Wednesday, May 18, 2011

Goldeneye (Wii)

            Goldeneye was the N64 game for the time, and still the shining example of good licensed games.  By completely changing the FPS to objective-based instead of just running through the level looking for the exit, it had a huge impact on the genre that wouldn’t be matched until Halo.  When Nintendo announced that the Wii would have N64 games to buy on the Virtual Console, it became one of the most requested, but thanks to the many licensing problems involved, it never came about…until Activision announced they were completely remaking the game for Wii.
            Replacing Pierce Brosnan with Daniel Craig, the plot remains much the same, involving the Janus syndicate, an EMP-resistant helicopter, and the Goldeneye satellite.  I’ve never seen the movie, so I can’t really say how much had to be changed for this game.  It does seem to feel just plain weird to still be fighting Russians.  I’m sure it had a better effect back when it was closer to the end of the Cold War, but now it just feels like they chose a standard villain.  The plot also seems very incidental, which I suppose is similar to the original game’s almost entirely skippable plot.
            What’s not a good change to the game is the constant effects of the current FPS genre on it.  Regenerating health I can deal with in most cases, but too often the game has enemies attacking from all sides.  You can’t really get to cover so much as run around like a maniac trying to find the magic spot where nobody can shoot you.  Enemies can also throw grenades at you to make you run screaming, even though you can’t throw grenades (strangely, you can throw them in multiplayer, making their exclusion from single player even worse).  All of the more open-ended levels of the original game, that either felt spacious or maze-like, have been reduced down to what might as well be a straight line.  You simply follow the objective, occasionally stopping to do side-objectives.  Honestly, it seems like they borrowed more from Call of Duty than they did Goldeneye.
            And yet they didn’t borrow the setpieces, or even the Bond moments.  While constantly changing up gameplay doesn’t exactly hit with some people, I feel it’s my favorite part of Bond, that you have an excuse to switch up between action and driving and stealth.  Everything or Nothing, one of the PS2-era Bond games, hit it so perfectly with Bond moments, where you get rewarded for doing special things like Bond would do.  There’s just none of that here.  You shoot enemies, you move on, you shoot some enemies next to explosives, you move on, you shoot some more enemies.  You can be stealthy, but it’s difficult and unrewarding.  The second a guy sees you, the alarms go off and more guards come in.  You can’t go back into hiding like in Metal Gear Solid, you just get a bigger fight.  There’s a few moments where it seems like the game developers really hit it, like a quick scene on a motorcycle as you ride up toward a plane.  Instead of controlling it, you have to shoot other baddies on motorcycles along the way.  It’s a nice touch, and yet it only lasts for about a minute.  Where was this in the rest of the game?
            I tried a little bit of online multiplayer, and it was decent.  The deathmatch gametype seemed to throw everything you had learned about cover out, since the whole thing was just everybody running around shooting each other.  I also tried a mode called Goldeneye, which involves trying to take over control hubs.  It was better, but it also made me wish for a killcam.  On one stage, I kept spawning, running towards a hub, and immediately getting shot.  There was no indication where the shot had come from, no way to see the enemy after my death, like Call of Duty or Team Fortress 2 have, and considering that I kept getting taken out with one shot, there was really nothing I could do.
            Goldeneye isn’t necessarily a bad game.  It’s certainly a solid FPS.  It’s just…a solid FPS.  There’s nothing that makes it really stand out and say “Wow”.  Not to mention that it’s living in the shadow of one of the classics.  If they had renamed this something else, maybe I wouldn’t be so hard on it.  As it is, it just made me want to play the original again.

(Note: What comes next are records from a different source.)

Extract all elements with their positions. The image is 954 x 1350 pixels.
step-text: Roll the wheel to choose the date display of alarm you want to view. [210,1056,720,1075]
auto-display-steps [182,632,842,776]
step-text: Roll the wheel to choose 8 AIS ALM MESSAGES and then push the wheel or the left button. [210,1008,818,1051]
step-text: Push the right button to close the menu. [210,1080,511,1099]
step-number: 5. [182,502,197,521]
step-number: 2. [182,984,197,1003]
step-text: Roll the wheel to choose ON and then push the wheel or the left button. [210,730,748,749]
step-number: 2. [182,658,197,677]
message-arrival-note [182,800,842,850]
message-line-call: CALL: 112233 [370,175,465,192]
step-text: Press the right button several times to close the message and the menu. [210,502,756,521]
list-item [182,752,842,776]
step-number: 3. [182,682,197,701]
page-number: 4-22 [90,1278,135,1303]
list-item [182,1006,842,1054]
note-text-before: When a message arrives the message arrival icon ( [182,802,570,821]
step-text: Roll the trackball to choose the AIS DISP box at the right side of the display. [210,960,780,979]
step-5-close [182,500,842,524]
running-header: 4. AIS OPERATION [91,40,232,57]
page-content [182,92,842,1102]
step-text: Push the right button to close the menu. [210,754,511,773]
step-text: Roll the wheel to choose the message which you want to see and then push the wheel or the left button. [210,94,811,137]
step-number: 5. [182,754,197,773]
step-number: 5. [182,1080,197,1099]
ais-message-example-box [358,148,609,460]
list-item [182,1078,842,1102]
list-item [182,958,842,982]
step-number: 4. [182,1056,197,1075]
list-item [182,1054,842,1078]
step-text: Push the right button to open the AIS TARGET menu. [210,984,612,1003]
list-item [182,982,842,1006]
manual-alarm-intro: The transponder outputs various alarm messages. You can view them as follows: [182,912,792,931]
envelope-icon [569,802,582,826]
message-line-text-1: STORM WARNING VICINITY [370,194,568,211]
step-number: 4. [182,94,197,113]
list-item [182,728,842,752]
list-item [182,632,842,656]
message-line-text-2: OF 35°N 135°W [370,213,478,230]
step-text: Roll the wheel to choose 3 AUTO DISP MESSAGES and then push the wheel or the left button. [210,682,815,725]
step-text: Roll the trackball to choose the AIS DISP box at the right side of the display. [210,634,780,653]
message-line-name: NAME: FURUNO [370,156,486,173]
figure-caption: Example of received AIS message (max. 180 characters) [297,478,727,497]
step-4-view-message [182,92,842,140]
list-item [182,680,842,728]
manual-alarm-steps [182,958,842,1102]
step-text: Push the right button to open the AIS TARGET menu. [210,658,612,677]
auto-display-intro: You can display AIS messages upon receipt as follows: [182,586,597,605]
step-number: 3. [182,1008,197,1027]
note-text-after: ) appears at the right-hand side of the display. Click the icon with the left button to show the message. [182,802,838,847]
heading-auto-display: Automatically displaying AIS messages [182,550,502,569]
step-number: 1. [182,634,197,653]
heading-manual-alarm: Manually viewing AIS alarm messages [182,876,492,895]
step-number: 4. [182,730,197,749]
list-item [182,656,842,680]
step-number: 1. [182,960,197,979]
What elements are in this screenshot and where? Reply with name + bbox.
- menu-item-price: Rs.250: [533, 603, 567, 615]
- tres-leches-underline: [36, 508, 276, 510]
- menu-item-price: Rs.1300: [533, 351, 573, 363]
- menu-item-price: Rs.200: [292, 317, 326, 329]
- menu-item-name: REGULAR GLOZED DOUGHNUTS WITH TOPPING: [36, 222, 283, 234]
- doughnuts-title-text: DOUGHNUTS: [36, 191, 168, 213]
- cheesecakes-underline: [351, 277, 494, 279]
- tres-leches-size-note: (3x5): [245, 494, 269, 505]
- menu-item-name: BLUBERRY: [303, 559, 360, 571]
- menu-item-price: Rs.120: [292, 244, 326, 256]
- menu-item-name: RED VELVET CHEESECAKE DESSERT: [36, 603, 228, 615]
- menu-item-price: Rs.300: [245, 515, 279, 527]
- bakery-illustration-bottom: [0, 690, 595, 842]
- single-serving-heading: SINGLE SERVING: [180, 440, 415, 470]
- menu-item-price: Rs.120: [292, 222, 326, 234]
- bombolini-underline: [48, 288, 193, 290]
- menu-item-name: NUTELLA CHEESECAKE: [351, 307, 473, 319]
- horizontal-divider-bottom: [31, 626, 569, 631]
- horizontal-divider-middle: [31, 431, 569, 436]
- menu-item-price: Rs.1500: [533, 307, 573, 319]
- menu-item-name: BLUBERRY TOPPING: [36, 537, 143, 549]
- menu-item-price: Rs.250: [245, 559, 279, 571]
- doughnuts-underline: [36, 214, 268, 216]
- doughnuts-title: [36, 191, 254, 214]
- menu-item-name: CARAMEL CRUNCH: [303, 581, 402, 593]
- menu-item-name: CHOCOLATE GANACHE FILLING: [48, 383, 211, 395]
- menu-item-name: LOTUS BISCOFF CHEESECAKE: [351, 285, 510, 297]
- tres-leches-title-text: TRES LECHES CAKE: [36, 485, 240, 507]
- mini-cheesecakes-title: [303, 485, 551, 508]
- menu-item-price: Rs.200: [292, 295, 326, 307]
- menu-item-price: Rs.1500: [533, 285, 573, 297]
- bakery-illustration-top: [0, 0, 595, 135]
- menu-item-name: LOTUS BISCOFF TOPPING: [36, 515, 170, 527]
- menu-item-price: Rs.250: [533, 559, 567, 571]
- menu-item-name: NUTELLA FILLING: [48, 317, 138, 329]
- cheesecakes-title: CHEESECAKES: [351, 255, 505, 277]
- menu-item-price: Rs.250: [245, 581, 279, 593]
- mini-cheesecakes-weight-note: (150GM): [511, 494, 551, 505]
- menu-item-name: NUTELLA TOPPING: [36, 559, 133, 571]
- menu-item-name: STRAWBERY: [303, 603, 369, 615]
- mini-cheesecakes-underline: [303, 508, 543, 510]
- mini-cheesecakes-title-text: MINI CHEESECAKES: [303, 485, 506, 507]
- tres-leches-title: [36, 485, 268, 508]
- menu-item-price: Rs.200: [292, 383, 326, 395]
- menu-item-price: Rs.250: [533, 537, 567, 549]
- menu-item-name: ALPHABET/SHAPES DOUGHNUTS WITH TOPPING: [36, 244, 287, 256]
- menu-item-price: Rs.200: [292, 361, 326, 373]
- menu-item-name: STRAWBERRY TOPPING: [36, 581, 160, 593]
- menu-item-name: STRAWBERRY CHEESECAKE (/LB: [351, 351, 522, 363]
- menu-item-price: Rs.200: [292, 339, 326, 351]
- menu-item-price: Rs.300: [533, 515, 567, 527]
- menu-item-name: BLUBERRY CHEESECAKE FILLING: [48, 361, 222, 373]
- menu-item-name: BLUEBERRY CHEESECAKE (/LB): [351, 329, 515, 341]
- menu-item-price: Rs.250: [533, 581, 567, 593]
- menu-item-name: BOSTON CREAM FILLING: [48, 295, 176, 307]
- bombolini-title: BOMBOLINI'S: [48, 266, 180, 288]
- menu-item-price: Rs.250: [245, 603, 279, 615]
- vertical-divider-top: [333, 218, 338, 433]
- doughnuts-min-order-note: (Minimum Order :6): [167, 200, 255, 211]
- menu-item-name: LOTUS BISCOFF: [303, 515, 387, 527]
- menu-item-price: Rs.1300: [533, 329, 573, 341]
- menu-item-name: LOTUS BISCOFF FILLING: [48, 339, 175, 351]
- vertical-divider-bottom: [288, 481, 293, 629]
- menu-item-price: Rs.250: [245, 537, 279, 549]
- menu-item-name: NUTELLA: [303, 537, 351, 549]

  1. I just saw this the other day and was curious about it, so it's great to see you have already reviewed it. Do you have any thoughts about how this game controls on the Wii? What controllers does the game allow? I've found the Wii FPS games that use the Wiimote tend to feel annoying and clunky rather than new and innovative.

  2. I played with the Wiimote/Nunchuk combo, and I had a lot of times when my controller would get "stuck" at the edge of the screen instead of turning. There wasn't that much unnecessary waggle, though. It also supports the Classic Controller (there's even a special edition that comes with one) and the Gamecube controller.